Richard’s Anger immediately looked abashed and tried to hide under a chair, as he began to remember his sister having similar complaints when they were at school. Even then, Richard’s saturnine good looks and air of smouldering sexuality caused schoolgirl hearts to beat faster. Their schools were segregated, of course, but there were brothers and sisters attending each school, and it didn’t take much: family attendance at school recitals, or a school play in which Richard would, of course, be appearing. Danielle, only fifteen months younger and in the year below him, was inundated with invitations and overtures of best-friendship as a ploy to get to know him.
Danielle loved her brother, but once he started to make a name for himself, she never admitted to their relationship and would deny it most elegantly if questioned. “I wish!” she would say, as convincingly as one would expect of a MacLean. “But no, he’s no relation.

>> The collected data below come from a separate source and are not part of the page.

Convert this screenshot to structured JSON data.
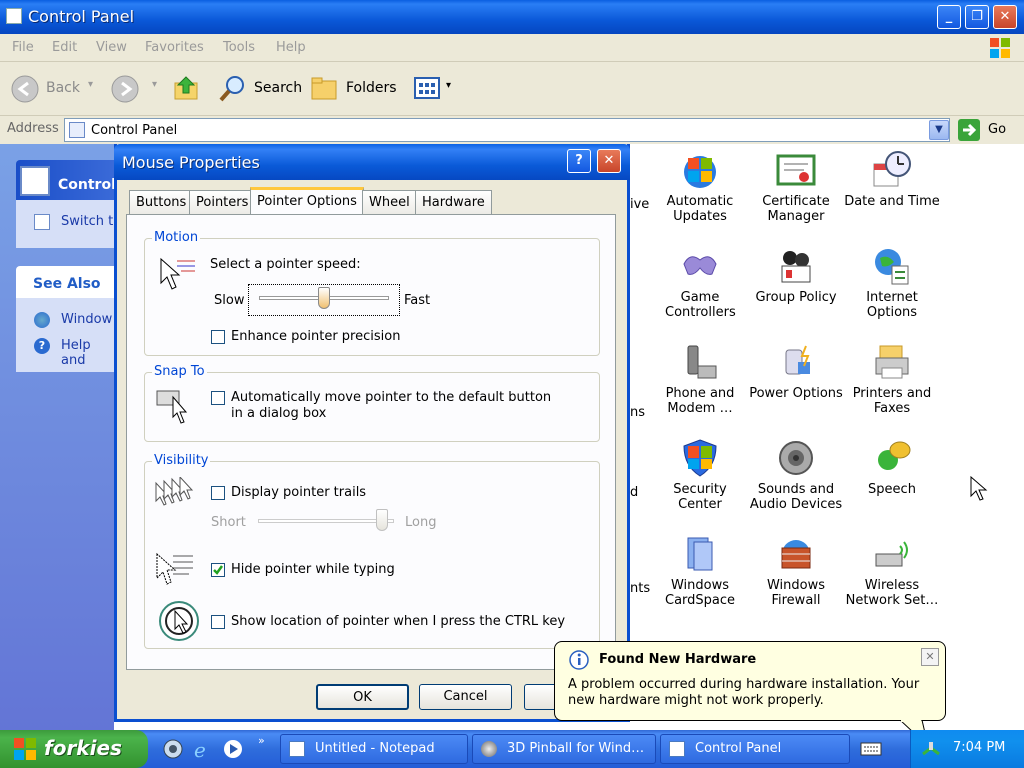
{
  "window": {
    "title": "Control Panel"
  },
  "menu": [
    "File",
    "Edit",
    "View",
    "Favorites",
    "Tools",
    "Help"
  ],
  "toolbar": {
    "back": "Back",
    "search": "Search",
    "folders": "Folders"
  },
  "address": {
    "label": "Address",
    "value": "Control Panel",
    "go": "Go"
  },
  "sidebar": {
    "control_title": "Control",
    "switch": "Switch t",
    "see_also": "See Also",
    "links": [
      "Window",
      "Help and"
    ]
  },
  "partial_labels": [
    "ive",
    "ns",
    "d",
    "nts"
  ],
  "icons": [
    {
      "label": "Automatic Updates"
    },
    {
      "label": "Certificate Manager"
    },
    {
      "label": "Date and Time"
    },
    {
      "label": "Game Controllers"
    },
    {
      "label": "Group Policy"
    },
    {
      "label": "Internet Options"
    },
    {
      "label": "Phone and Modem …"
    },
    {
      "label": "Power Options"
    },
    {
      "label": "Printers and Faxes"
    },
    {
      "label": "Security Center"
    },
    {
      "label": "Sounds and Audio Devices"
    },
    {
      "label": "Speech"
    },
    {
      "label": "Windows CardSpace"
    },
    {
      "label": "Windows Firewall"
    },
    {
      "label": "Wireless Network Set…"
    }
  ],
  "dialog": {
    "title": "Mouse Properties",
    "tabs": [
      "Buttons",
      "Pointers",
      "Pointer Options",
      "Wheel",
      "Hardware"
    ],
    "motion": {
      "group": "Motion",
      "speed_label": "Select a pointer speed:",
      "slow": "Slow",
      "fast": "Fast",
      "speed_level": 0.5,
      "enhance": "Enhance pointer precision",
      "enhance_checked": false
    },
    "snap": {
      "group": "Snap To",
      "label": "Automatically move pointer to the default button in a dialog box",
      "checked": false
    },
    "visibility": {
      "group": "Visibility",
      "trails": "Display pointer trails",
      "trails_checked": false,
      "short": "Short",
      "long": "Long",
      "trail_level": 1.0,
      "hide": "Hide pointer while typing",
      "hide_checked": true,
      "show": "Show location of pointer when I press the CTRL key",
      "show_checked": false
    },
    "buttons": {
      "ok": "OK",
      "cancel": "Cancel"
    }
  },
  "balloon": {
    "title": "Found New Hardware",
    "text": "A problem occurred during hardware installation. Your new hardware might not work properly."
  },
  "taskbar": {
    "start": "forkies",
    "tasks": [
      "Untitled - Notepad",
      "3D Pinball for Wind…",
      "Control Panel"
    ],
    "time": "7:04 PM"
  },
  "colors": {
    "title_blue": "#0a58d8",
    "taskbar_blue": "#245dd7",
    "start_green": "#3c9a3c",
    "balloon_bg": "#ffffe1",
    "group_label": "#0046d5"
  }
}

I expect there’re lots of MacLeans in the phone book!” Fortunately for Danielle, she took after her mother in appearance, however Eliza’s resemblance to her father was so striking that denial was futile.
“Sorry, poppet,” Richard apologised belatedly. “I had no idea females could be so manipulative.” He smiled at her a little ruefully. “What should we do if we find school mums dancing naked on the lawn?”
“Hose ’em down?” suggested Eliza, much entertained by the possibility.
Eliza felt that females were often unreliable and usually hard to fathom, except for Mehitabel. At present she didn’t even have Mehitabel, who had been sent off, under protest, to live with Auntie Danni in the Cotswolds.